The Serenity Operating System 🐞
https://serenityos.org
BSD 2-Clause "Simplified" License
30.38k stars 3.18k forks source link

Kernel: Assert fails on nested blocking signal handlers. #433

Closed DrewStratford closed 5 years ago

DrewStratford commented 5 years ago

To reproduce, run this program

#include <unistd.h>
#include <signal.h>
#include <stdio.h>

int main(void){
    signal(SIGTSTP, [](int){
        printf("in SIGTSTP\n");
        printf("out of SIGTSTP\n");
    });

    signal(SIGCONT, [](int){
        printf("in SIGCONT\n");
        int rc = sleep(1000);
        printf("returning from SIGCONT: %d\n", rc);
    });

    int r = sleep(1000);
    printf("out of sighandler: %d\n", r);
    return 0;
}

and then:

kill -18 pid
kill -20 pid

which should result in something like this

sys$sigreturn failed in example2(13)
ASSERTION FAILED: false
Process.cpp:756 in void Process::sys$sigreturn()
0x00019ba3  __assertion_failed(char const*, char const*, unsigned int, char const*) +31
0x0001a894  Process::from_pid(int) +0
0x00023db2  syscall_trap_entry +1468
0x000237ac  syscall_trap_handler +38
0x0002d641  Scheduler::context_switch(Thread&) +205
DrewStratford commented 5 years ago

I've done a bit of digging and I think this may be the culprit: https://github.com/SerenityOS/serenity/blob/83fdad25edfec1c8668afdff1268129e5181d78a/Kernel/Thread.cpp#L402

This doesn't seem to update, so subsequent signals from the kernel would be given the same stack pointer.

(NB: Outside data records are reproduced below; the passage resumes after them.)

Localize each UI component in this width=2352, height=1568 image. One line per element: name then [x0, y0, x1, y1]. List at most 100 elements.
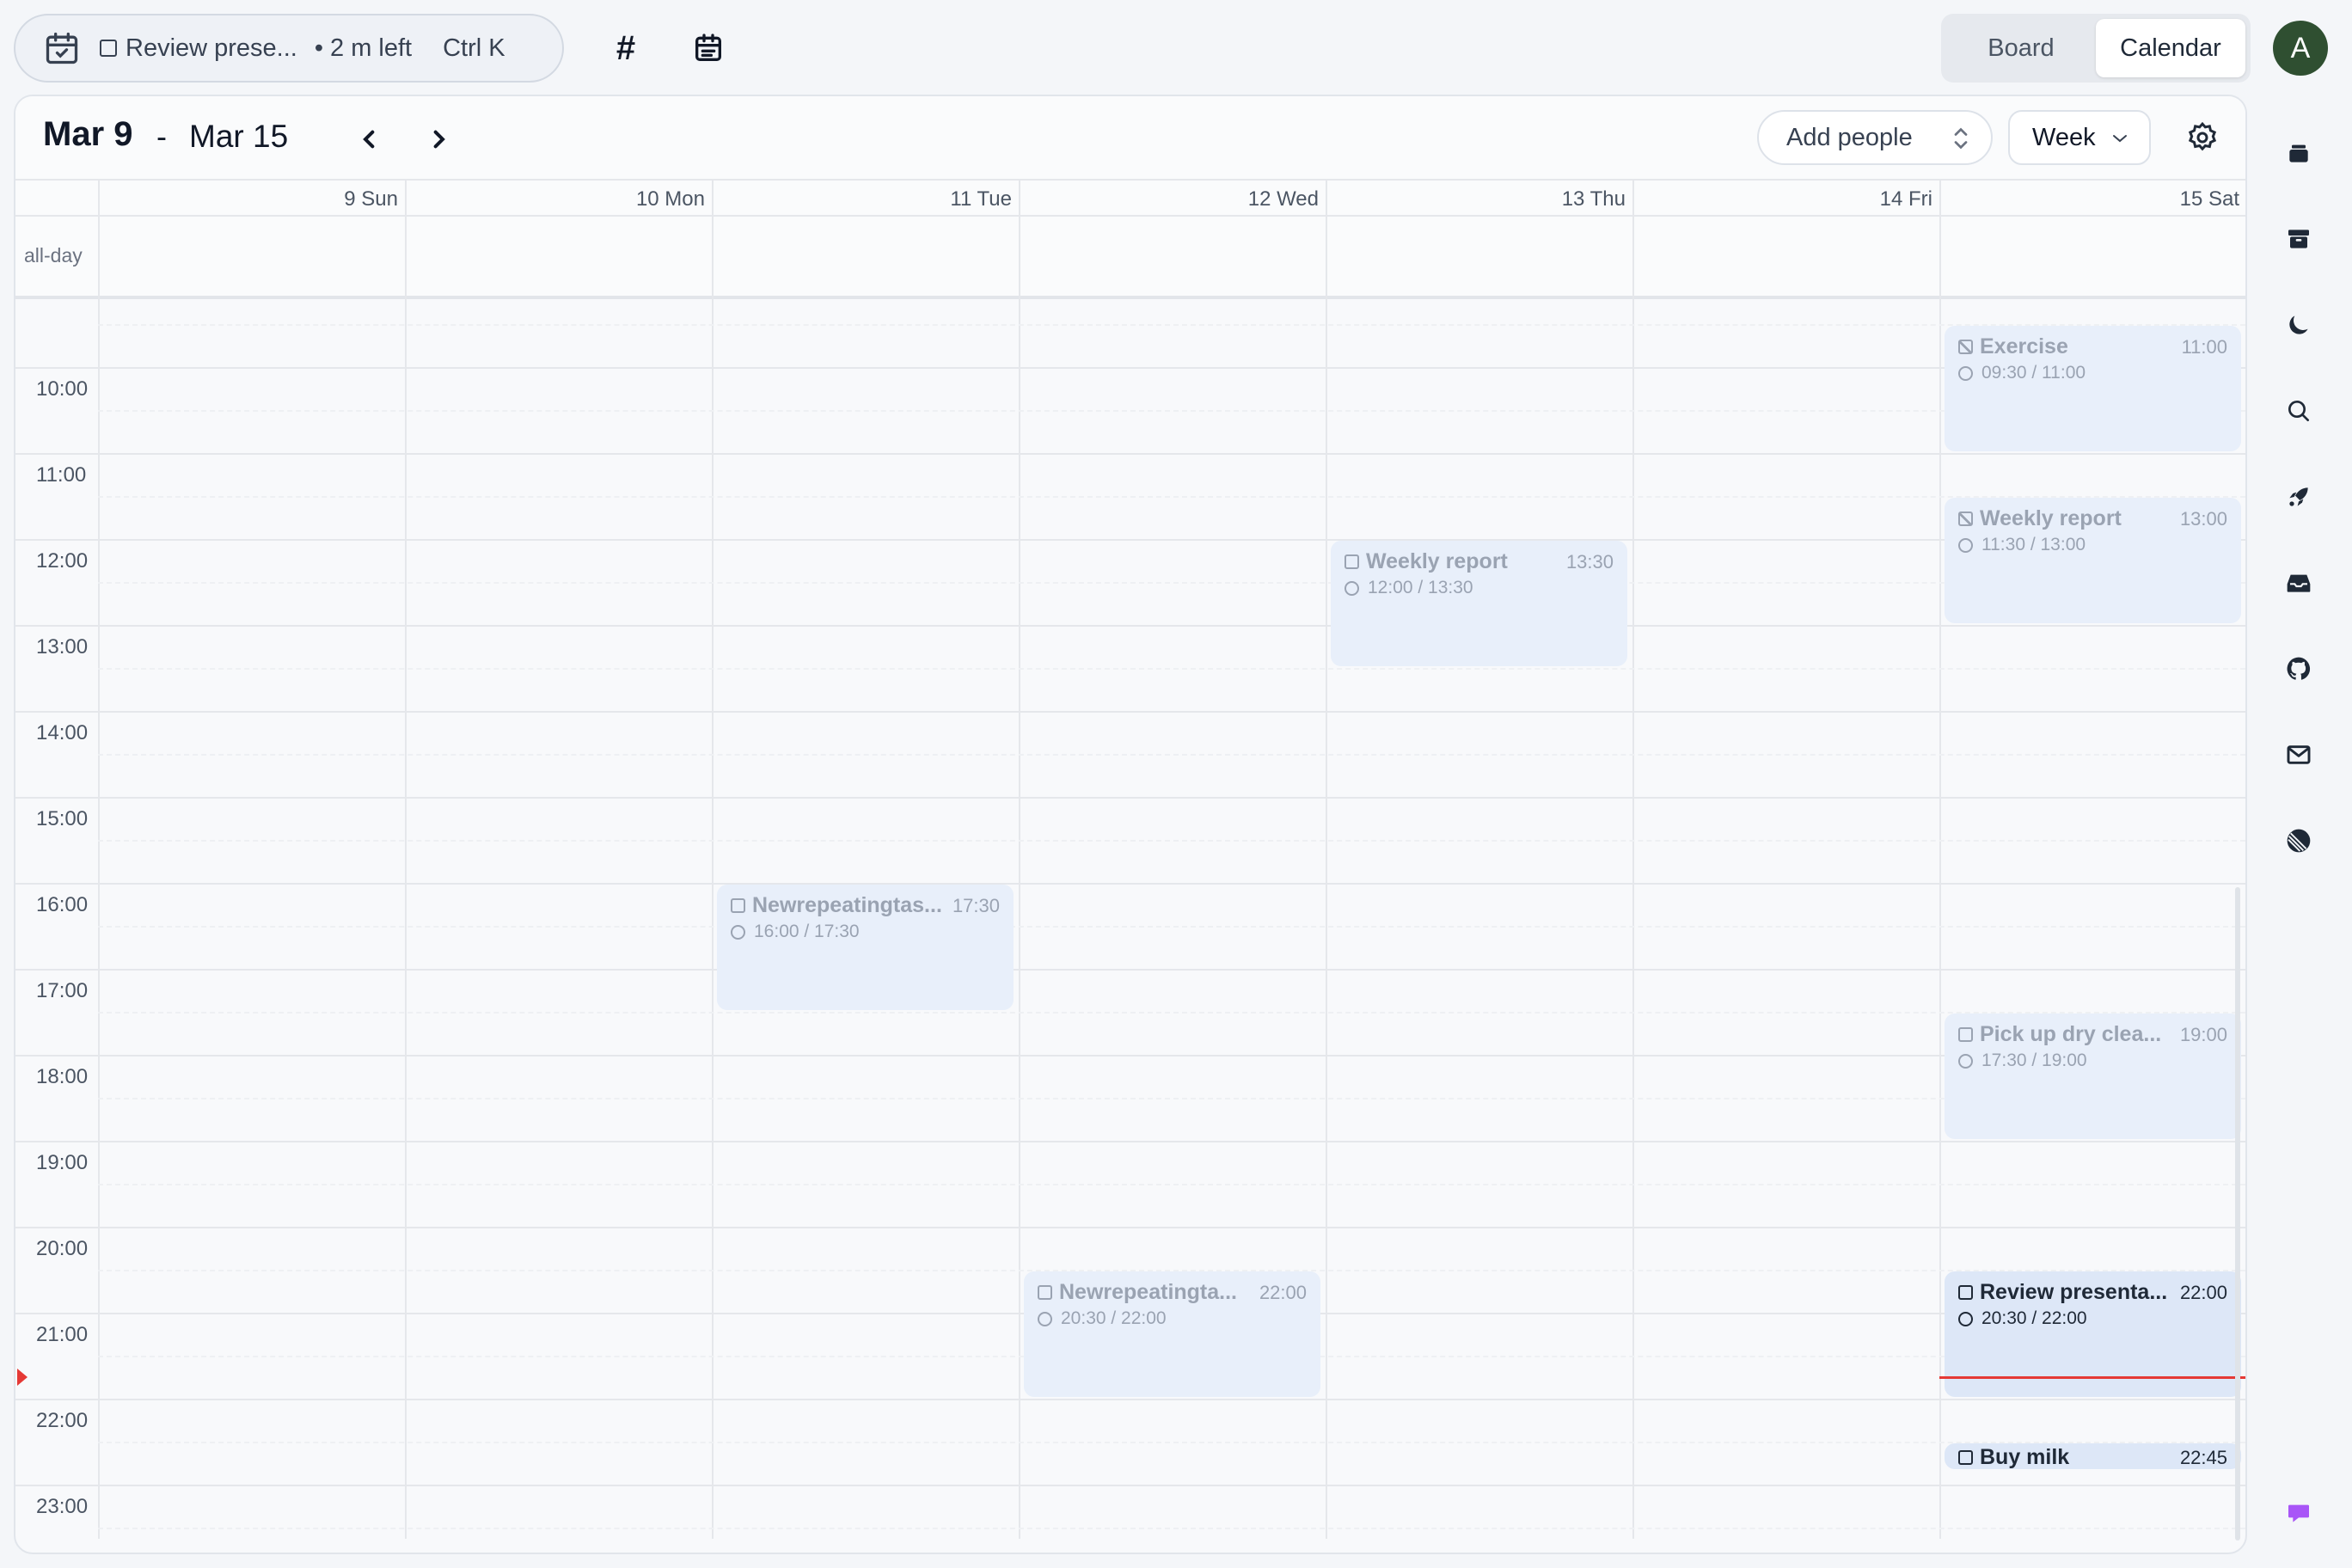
calendar-panel: Mar 9 - Mar 15 Add people Week 9 Sun 10 M…	[14, 95, 2247, 1554]
scrollbar[interactable]	[2235, 887, 2240, 1540]
calendar-icon[interactable]	[691, 31, 726, 65]
hour-label: 16:00	[36, 893, 89, 916]
hour-line	[15, 797, 2245, 799]
stack-icon[interactable]	[2273, 136, 2324, 170]
prev-week-button[interactable]	[352, 122, 387, 156]
rocket-icon[interactable]	[2273, 480, 2324, 514]
event-time-range: 17:30 / 19:00	[1981, 1050, 2087, 1070]
github-icon[interactable]	[2273, 652, 2324, 686]
event-time-row: 17:30 / 19:00	[1958, 1050, 2227, 1071]
hour-label: 13:00	[36, 635, 89, 658]
hour-line	[15, 1141, 2245, 1142]
current-task-title: Review prese...	[126, 34, 297, 62]
half-hour-line	[98, 1184, 2245, 1185]
linear-icon[interactable]	[2273, 824, 2324, 858]
event-time-row: 09:30 / 11:00	[1958, 363, 2227, 383]
day-divider	[1019, 179, 1020, 303]
mail-icon[interactable]	[2273, 738, 2324, 772]
calendar-event[interactable]: Pick up dry clea... 19:00 17:30 / 19:00	[1945, 1014, 2241, 1139]
event-title: Newrepeatingtas...	[752, 893, 942, 917]
hash-icon[interactable]: #	[607, 29, 645, 67]
calendar-event[interactable]: Buy milk 22:45	[1945, 1443, 2241, 1469]
checkbox-icon[interactable]	[1038, 1285, 1052, 1300]
event-time-range: 11:30 / 13:00	[1981, 535, 2086, 554]
grid-column-divider	[1939, 303, 1941, 1539]
separator-dot: •	[314, 34, 324, 62]
avatar[interactable]: A	[2273, 21, 2328, 76]
calendar-event[interactable]: Newrepeatingtas... 17:30 16:00 / 17:30	[717, 885, 1014, 1010]
clock-icon	[1344, 580, 1359, 596]
clock-icon	[1958, 1311, 1973, 1326]
event-time-row: 20:30 / 22:00	[1958, 1308, 2227, 1329]
event-title-row: Newrepeatingta... 22:00	[1038, 1280, 1307, 1305]
moon-icon[interactable]	[2273, 308, 2324, 342]
hour-line	[15, 711, 2245, 713]
event-time-range: 20:30 / 22:00	[1981, 1308, 2087, 1328]
next-week-button[interactable]	[421, 122, 456, 156]
grid-column-divider	[1019, 303, 1020, 1539]
calendar-tab[interactable]: Calendar	[2096, 19, 2245, 77]
chat-icon[interactable]	[2273, 1496, 2324, 1530]
hour-line	[15, 625, 2245, 627]
search-icon[interactable]	[2273, 394, 2324, 428]
day-label: 10 Mon	[635, 187, 705, 211]
calendar-event[interactable]: Weekly report 13:00 11:30 / 13:00	[1945, 498, 2241, 623]
hour-line	[15, 1399, 2245, 1400]
range-start: Mar 9	[43, 115, 133, 153]
hour-label: 14:00	[36, 721, 89, 744]
inbox-icon[interactable]	[2273, 566, 2324, 600]
event-title: Weekly report	[1366, 549, 1508, 573]
checkbox-icon[interactable]	[1958, 1027, 1973, 1042]
view-toggle: Board Calendar	[1941, 14, 2251, 83]
hour-label: 15:00	[36, 807, 89, 830]
clock-icon	[1958, 537, 1973, 553]
event-title-row: Weekly report 13:00	[1958, 506, 2227, 531]
event-time-range: 16:00 / 17:30	[754, 922, 860, 941]
hour-line	[15, 1055, 2245, 1057]
day-divider	[98, 179, 100, 303]
allday-row: all-day	[15, 217, 2245, 299]
gear-icon[interactable]	[2185, 120, 2220, 155]
day-label: 12 Wed	[1247, 187, 1319, 211]
hour-label: 10:00	[36, 377, 89, 401]
calendar-event[interactable]: Exercise 11:00 09:30 / 11:00	[1945, 326, 2241, 451]
event-title-row: Exercise 11:00	[1958, 334, 2227, 359]
half-hour-line	[98, 1098, 2245, 1099]
chevron-down-icon	[2113, 135, 2127, 143]
calendar-event[interactable]: Newrepeatingta... 22:00 20:30 / 22:00	[1024, 1271, 1320, 1397]
checkbox-icon[interactable]	[1958, 1285, 1973, 1300]
view-select[interactable]: Week	[2008, 110, 2151, 165]
calendar-check-icon	[46, 32, 78, 64]
event-time-row: 11:30 / 13:00	[1958, 535, 2227, 555]
now-line	[1939, 1376, 2245, 1379]
hour-line	[15, 539, 2245, 541]
hour-line	[15, 883, 2245, 885]
hour-label: 12:00	[36, 549, 89, 573]
checkbox-icon[interactable]	[1344, 554, 1359, 569]
add-people-button[interactable]: Add people	[1757, 110, 1993, 165]
event-end-time: 22:45	[2179, 1446, 2227, 1468]
half-hour-line	[98, 1442, 2245, 1443]
hour-label: 23:00	[36, 1495, 89, 1518]
hour-label: 17:00	[36, 979, 89, 1002]
half-hour-line	[98, 840, 2245, 842]
time-grid[interactable]: 10:00 11:00 12:00 13:00 14:00 15:00 16:00 17:00…	[15, 303, 2245, 1539]
grid-column-divider	[1632, 303, 1634, 1539]
event-title-row: Buy milk 22:45	[1958, 1445, 2227, 1469]
half-hour-line	[98, 324, 2245, 326]
board-tab[interactable]: Board	[1946, 19, 2096, 77]
archive-icon[interactable]	[2273, 222, 2324, 256]
checked-box-icon[interactable]	[1958, 511, 1973, 526]
day-label: 13 Thu	[1561, 187, 1626, 211]
event-end-time: 11:00	[2181, 335, 2227, 358]
command-bar[interactable]: Review prese... • 2 m left Ctrl K	[14, 14, 564, 83]
checked-box-icon[interactable]	[1958, 340, 1973, 354]
grid-column-divider	[712, 303, 714, 1539]
calendar-event[interactable]: Weekly report 13:30 12:00 / 13:30	[1331, 541, 1627, 666]
event-title-row: Review presenta... 22:00	[1958, 1280, 2227, 1305]
half-hour-line	[98, 668, 2245, 670]
event-title-row: Pick up dry clea... 19:00	[1958, 1022, 2227, 1047]
checkbox-icon[interactable]	[1958, 1450, 1973, 1465]
checkbox-icon[interactable]	[731, 898, 745, 913]
grid-column-divider	[405, 303, 407, 1539]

awesomekling commented 5 years ago

Yeah, that's probably the cause of the issue. What do you think would be a good solution?

Here's one idea: Maybe we could have something like Thread::m_signal_nesting_level that gets incremented for every signal handler we enter, and decremented when we return from that handler. If the nesting level is non-zero, we don't overwrite esp but keep the existing stack.

DrewStratford commented 5 years ago

After yet more looking, I've confirmed that the signal handlers are being given the same stack. However, this isn't the only issue; when we set m_tss_to_resume_kernel we overwrite the existing data which causes problems.

@awesomekling as for the stack pointer issue: your method would work, but I think the nicest option would be using the user space stack.

awesomekling commented 5 years ago

Okay, are you planning to work on this? If you can make the user space stack work, then that would be a nice option. :)

DrewStratford commented 5 years ago

Yeah, I'll give it a go.

DrewStratford commented 5 years ago

I had a go, but couldn't quite get something that didn't introduce subtle bugs. Someone else is free to fix this if they want.